Diplôme perdu, mentionné dans une table de l'ancien Livre rouge de l'église Sainte-Croix d'Orléans, établie au xviiie siècle et insérée dans un « Répertoire du trésor de l'église d'Orléans ». t. II, p. 79-84, lequel était autrefois conservé aux Archives de l'évêché. Cette table a été publiée par Joseph Thillier et Eugène Jarry, Cartulaire de Sainte-Croix d'Orléans..., 1906 (Mémoires de la Société archéologique et historique de l'Orléanais, vol. XXX), Le Livre rouge lui-même datait du début du xive siècle ; il a disparu pendant la Révolution. Au fol. 21 v° (d'après la table citée, p.

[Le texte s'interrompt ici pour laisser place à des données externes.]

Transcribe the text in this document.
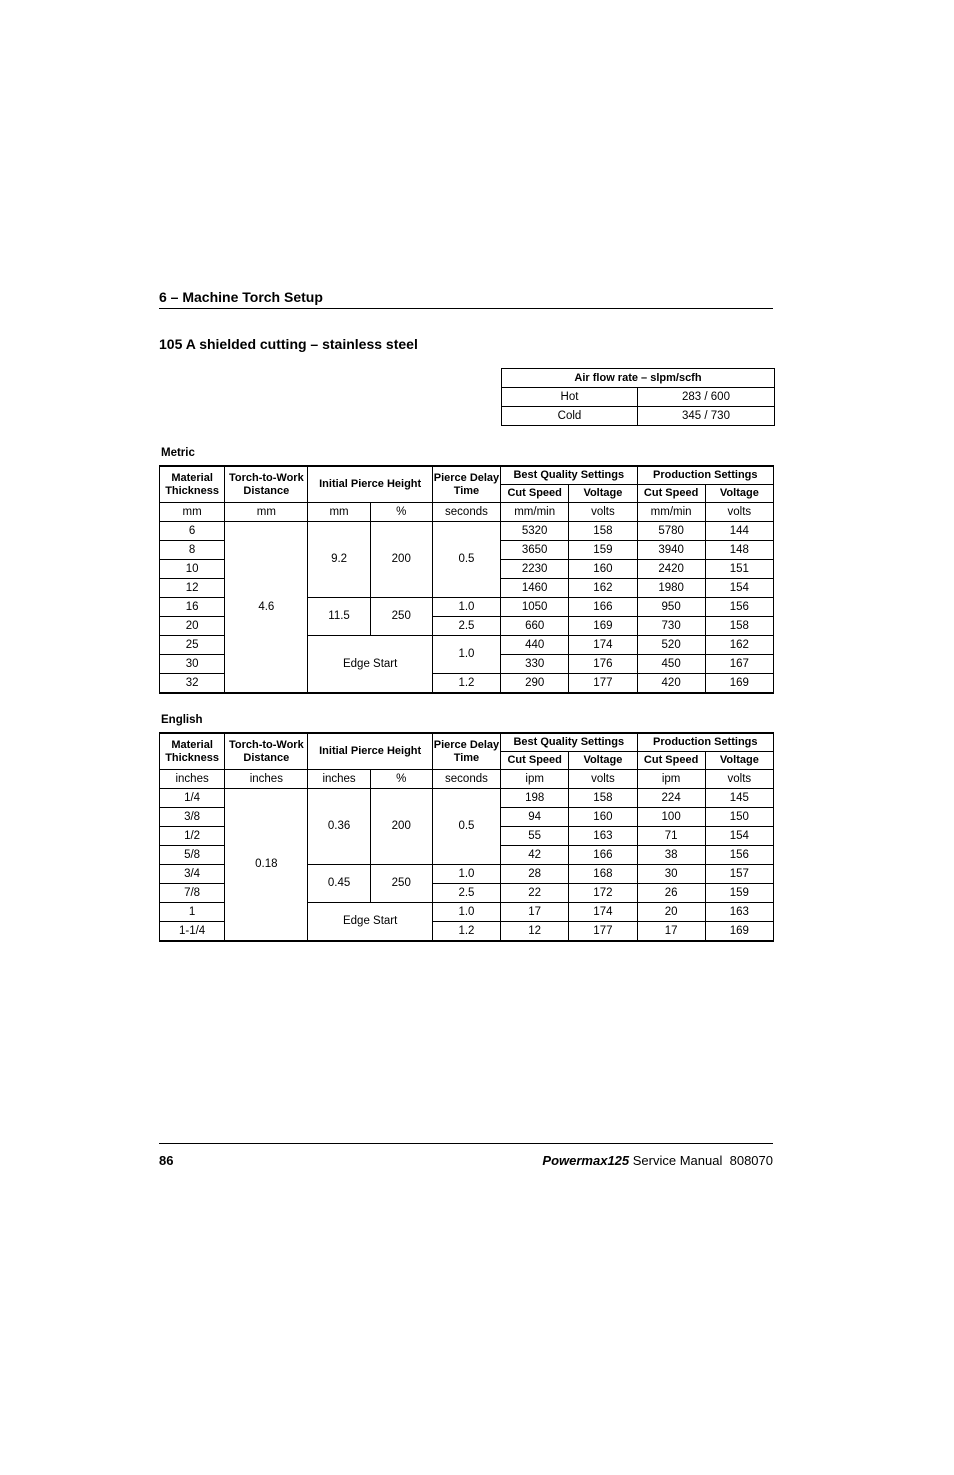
6 – Machine Torch Setup
105 A shielded cutting – stainless steel
Air flow rate – slpm/scfh	
Hot	283 / 600
Cold	345 / 730
Metric
Material Thickness	Torch-to-Work Distance	Initial Pierce Height		Pierce Delay Time	Best Quality Settings		Production Settings	
					Cut Speed	Voltage	Cut Speed	Voltage
mm	mm	mm	%	seconds	mm/min	volts	mm/min	volts
6	4.6	9.2	200	0.5	5320	158	5780	144
8					3650	159	3940	148
10					2230	160	2420	151
12					1460	162	1980	154
16		11.5	250	1.0	1050	166	950	156
20				2.5	660	169	730	158
25		Edge Start		1.0	440	174	520	162
30					330	176	450	167
32				1.2	290	177	420	169
English
Material Thickness	Torch-to-Work Distance	Initial Pierce Height		Pierce Delay Time	Best Quality Settings		Production Settings	
					Cut Speed	Voltage	Cut Speed	Voltage
inches	inches	inches	%	seconds	ipm	volts	ipm	volts
1/4	0.18	0.36	200	0.5	198	158	224	145
3/8					94	160	100	150
1/2					55	163	71	154
5/8					42	166	38	156
3/4		0.45	250	1.0	28	168	30	157
7/8				2.5	22	172	26	159
1		Edge Start		1.0	17	174	20	163
1-1/4				1.2	12	177	17	169
86	Powermax125 Service Manual 808070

XIII), il contenait le document ainsi analysé :
Cet acte n'est pas sans poser des problèmes que l'énoncé de l'analyse, trop bref et sans doute erroné, rend encore plus complexes. On doit d'abord noter que l'ancien Chartularium vetus de l'église d'Orléans, établi à la fin du xiie siècle, aujourd'hui perdu, mais dont on possède une copie intégrale par Baluze (éditée dans l'ouvrage cité de Thillier et Jarry), contient le texte de la plupart des actes impériaux ou royaux pour cette église, mais ne renferme ni celui d'Eudes, ni un diplôme de Philippe Ier, portant également sur les dîmes et ainsi répertorié : « 1107. Lettres de Philippe Ier, roi, ordonnant de payer les dîmes à tous ceux qui les doivent à l'église de Sainte-Croix ». M. Prou, qui a connu tardivement cette mention, la signale dans l'Addendum de son Recueil des actes de Philippe Ier, p. 442, mais hésite à l'insérer parmi les actes sincères de ce roi : « L'intervention du roi dans le paiement des dîmes est si étrange dans ce temps-là, dit-il, qu'on peut douter de l'exactitude de la date donnée par le Répertoire, à moins que l'analyse du document ne soit inexacte. »
Antérieure de plus de deux siècles et relative au paiement des dîmes novales, la lettre d'Eudes doit nous apparaître encore plus étrange. Non pas que le problème des novalia ne se soit pas posé dès cette époque. Hraban Maur désigne déjà de ce nom des terres acquises par essartage et, au temps même d'Eudes, mais en Allemagne, le célèbre concile de Tribur de 895 fait la première allusion directe aux dîmes portant sur ces terres novales : « Si quis autem in affinitate antiquae ecclesiae novalia rura excoluerit, decima exinde debita antiquae reddatur ecclesiae ». Divers diplômes des souverains germaniques, depuis un acte de Henri II en 1012, s'y référeront au long du xie siècle. Dans le royaume occidental cependant, la question semble s'être posée plus tardivement : il faut attendre le pontificat de Grégoire VII pour trouver mention des decimas novarum terrarum dans une lettre à l'église de Thérouanne. Les documents deviendront abondants au xiie siècle, mais ce n'est qu'au milieu de ce siècle qu'on commencera à parler de decimae novales. En usant de l'expression « dîmes novales », l'archiviste orléanais du xviiie siècle employait donc un tour anachronique pour désigner ce qu'antérieurement on désignait plus volontiers comme decimas novalium ou novarum terrarum.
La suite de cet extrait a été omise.